Assim, a concessão dos títulos é ato discricionário do poder público, mesmo que atendidas as exigências legais. Isto significa que, ainda que o particular atenda aos ditames da lei, não está o poder público municipal obrigado a conceder o título definitivo, pois a área pode ser mais útil e necessária para o atendimento de um fim público, portanto, de toda a sociedade.

O projeto foi proposto em atendimento ao interesse de uma coletividade determinada de pessoas, pois atende a um antigo anseio dos munícipes, regularizando a situação jurídica dos mesmos, até então pendente.

Entretanto, o terreno de posse do senhor José Roberto de Souza encontrava-se acima da metragem estabelecida pela Lei 047/2016. O terreno possui 30.421 m², estando, assim, em desacordo com a lei municipal. Desta feita, o terreno em nome de José Roberto não poderia receber a concessão do título definitivo, haja vista que descumpria os ditames legislativos.

Para que o projeto de lei não fosse anulado, ante a inconformidade métrica do terreno acima referido, na sessão ordinária de terça-feira (19) os vereadores aprovaram a emenda supressiva n° 5/2017, que modifica o inciso II do artigo 1° do Projeto de Lei 047/2016, que autoriza o Poder Executivo a conceder títulos definitivos de terrenos urbanos localizados no município de Parauapebas.

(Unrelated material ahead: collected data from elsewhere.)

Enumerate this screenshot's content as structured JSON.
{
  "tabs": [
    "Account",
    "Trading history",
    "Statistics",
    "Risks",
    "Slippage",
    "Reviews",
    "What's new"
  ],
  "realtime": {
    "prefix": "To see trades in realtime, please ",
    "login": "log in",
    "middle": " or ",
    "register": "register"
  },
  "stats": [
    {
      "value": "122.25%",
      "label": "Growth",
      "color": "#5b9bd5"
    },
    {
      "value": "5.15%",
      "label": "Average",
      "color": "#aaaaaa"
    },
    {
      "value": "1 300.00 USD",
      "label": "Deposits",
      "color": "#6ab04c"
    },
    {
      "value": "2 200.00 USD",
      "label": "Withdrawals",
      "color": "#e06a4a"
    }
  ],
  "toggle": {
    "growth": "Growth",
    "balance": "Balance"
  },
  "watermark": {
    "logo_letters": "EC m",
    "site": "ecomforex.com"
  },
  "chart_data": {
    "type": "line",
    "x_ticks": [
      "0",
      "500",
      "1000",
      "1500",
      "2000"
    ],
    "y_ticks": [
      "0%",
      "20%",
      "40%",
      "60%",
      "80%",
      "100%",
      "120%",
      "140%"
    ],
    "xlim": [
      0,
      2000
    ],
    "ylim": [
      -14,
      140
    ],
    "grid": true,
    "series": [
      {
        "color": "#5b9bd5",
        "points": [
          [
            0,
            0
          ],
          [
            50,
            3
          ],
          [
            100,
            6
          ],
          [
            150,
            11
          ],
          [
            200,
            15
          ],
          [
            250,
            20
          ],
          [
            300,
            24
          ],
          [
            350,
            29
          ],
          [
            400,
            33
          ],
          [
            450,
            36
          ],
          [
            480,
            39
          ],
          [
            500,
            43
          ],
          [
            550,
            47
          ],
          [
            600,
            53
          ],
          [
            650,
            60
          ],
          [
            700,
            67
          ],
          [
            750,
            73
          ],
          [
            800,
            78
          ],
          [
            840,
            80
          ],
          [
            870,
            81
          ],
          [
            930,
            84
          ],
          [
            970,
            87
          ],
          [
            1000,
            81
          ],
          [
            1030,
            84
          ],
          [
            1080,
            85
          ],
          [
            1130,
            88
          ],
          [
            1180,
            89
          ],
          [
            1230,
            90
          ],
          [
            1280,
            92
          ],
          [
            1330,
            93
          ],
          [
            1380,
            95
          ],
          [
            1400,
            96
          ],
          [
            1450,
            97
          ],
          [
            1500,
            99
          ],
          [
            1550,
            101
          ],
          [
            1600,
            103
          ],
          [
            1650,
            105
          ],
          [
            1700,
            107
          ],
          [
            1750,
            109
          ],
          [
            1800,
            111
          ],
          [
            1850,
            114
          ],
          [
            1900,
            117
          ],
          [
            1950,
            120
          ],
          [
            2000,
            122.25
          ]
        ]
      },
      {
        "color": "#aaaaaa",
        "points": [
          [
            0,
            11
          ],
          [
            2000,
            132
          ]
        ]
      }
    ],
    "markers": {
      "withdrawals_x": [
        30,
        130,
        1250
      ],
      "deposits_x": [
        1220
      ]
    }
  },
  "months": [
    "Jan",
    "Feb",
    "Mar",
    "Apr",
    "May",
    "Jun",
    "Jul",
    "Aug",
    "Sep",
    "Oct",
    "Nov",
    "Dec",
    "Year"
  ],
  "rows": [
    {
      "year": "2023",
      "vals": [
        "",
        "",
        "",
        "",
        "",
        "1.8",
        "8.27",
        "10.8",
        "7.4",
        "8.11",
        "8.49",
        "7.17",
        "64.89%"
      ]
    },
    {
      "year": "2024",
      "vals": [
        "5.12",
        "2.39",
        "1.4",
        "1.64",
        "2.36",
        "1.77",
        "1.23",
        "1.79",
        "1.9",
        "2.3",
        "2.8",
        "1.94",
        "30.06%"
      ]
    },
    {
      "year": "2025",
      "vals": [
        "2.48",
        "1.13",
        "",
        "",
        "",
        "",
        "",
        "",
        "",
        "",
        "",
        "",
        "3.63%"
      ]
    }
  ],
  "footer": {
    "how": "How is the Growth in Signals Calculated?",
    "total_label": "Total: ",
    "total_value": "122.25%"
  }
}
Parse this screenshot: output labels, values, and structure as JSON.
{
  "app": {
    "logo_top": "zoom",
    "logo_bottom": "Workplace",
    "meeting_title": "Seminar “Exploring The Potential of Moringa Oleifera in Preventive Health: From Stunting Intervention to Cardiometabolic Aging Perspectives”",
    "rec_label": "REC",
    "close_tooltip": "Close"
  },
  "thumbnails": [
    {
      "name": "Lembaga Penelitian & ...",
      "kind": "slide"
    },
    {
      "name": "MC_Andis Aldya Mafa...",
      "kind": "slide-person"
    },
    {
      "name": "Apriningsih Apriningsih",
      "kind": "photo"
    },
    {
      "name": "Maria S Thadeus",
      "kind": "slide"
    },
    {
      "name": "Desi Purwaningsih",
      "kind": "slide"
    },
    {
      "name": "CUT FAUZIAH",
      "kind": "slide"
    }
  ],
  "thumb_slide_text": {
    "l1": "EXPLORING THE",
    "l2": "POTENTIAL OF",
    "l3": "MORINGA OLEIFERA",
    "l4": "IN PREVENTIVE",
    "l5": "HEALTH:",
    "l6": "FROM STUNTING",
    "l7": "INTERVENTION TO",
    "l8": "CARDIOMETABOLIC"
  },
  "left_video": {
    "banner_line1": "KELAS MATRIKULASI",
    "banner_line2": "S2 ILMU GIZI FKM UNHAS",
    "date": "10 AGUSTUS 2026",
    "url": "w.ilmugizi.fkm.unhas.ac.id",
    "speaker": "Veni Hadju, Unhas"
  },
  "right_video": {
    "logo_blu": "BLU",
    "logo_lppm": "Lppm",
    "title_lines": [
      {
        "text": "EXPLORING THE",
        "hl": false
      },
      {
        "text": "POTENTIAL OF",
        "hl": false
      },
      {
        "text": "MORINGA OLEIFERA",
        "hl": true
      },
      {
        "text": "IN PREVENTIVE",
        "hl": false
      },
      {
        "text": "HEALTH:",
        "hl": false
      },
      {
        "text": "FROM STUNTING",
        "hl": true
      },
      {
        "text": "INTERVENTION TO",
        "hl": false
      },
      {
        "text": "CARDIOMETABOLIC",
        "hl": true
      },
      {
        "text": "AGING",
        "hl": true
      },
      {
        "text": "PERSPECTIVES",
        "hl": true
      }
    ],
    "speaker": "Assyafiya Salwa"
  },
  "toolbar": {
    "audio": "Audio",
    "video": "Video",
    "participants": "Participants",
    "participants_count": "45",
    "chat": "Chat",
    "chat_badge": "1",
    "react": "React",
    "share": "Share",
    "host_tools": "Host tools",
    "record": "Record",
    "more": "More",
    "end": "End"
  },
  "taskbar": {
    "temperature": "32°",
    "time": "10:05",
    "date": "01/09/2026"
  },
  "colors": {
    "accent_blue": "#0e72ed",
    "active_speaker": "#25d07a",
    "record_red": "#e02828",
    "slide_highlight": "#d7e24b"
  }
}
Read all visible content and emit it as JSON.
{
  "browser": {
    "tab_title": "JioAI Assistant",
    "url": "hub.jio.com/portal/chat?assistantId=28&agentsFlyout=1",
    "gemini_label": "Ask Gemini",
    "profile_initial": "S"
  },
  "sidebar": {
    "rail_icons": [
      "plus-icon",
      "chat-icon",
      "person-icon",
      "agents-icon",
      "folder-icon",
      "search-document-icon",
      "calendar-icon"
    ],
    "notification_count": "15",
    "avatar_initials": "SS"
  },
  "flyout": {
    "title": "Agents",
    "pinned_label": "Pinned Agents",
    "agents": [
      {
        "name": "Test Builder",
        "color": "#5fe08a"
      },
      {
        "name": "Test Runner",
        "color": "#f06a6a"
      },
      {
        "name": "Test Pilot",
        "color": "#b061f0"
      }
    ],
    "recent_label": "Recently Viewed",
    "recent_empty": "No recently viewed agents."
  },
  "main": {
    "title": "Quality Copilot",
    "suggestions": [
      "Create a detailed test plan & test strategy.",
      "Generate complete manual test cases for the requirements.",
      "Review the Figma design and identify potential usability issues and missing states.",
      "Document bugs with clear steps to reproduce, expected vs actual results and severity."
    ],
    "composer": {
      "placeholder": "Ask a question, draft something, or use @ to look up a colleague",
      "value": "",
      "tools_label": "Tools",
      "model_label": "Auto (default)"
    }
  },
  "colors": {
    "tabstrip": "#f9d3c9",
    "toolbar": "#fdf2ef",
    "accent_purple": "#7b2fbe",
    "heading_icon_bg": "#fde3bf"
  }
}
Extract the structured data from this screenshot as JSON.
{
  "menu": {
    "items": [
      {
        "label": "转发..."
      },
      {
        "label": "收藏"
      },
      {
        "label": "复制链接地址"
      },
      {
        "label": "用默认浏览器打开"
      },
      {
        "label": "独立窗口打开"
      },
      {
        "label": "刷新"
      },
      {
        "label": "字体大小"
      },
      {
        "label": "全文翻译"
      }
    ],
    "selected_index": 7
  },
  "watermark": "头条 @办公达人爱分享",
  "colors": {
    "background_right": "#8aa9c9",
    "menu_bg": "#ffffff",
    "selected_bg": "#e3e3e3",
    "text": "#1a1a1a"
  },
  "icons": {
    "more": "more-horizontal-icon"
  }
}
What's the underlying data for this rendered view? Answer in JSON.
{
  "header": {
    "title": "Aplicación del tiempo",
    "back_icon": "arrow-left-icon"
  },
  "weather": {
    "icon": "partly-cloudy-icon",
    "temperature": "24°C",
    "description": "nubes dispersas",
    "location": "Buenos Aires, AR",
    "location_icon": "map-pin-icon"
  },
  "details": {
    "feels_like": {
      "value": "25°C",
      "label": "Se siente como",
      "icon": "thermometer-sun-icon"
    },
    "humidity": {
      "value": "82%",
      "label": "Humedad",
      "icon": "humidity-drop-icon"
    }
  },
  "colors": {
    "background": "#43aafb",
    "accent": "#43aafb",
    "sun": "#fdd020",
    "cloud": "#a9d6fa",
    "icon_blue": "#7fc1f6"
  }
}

Segundo relatório das comissões permanentes de Justiça e Redação e de Terras, a presente emenda supressiva se justifica tendo em vista que o processo de titularidade, de número 10.491, em nome de José Roberto de Souza, contém metragem do terreno acima do estabelecido pela legislação municipal que trata deste assunto. Portanto, ao terreno em nome de José Roberto não foi concedido o título definitivo.

A área de 30.421 m² está descrita na Anotação de Responsabilidade Técnica, constante na folha 39 do processo em comento, ferindo o ordenamento jurídico municipal que define que não será titulada, na zona urbana, área superior a 10.000 m2 (dez mil metros quadrados).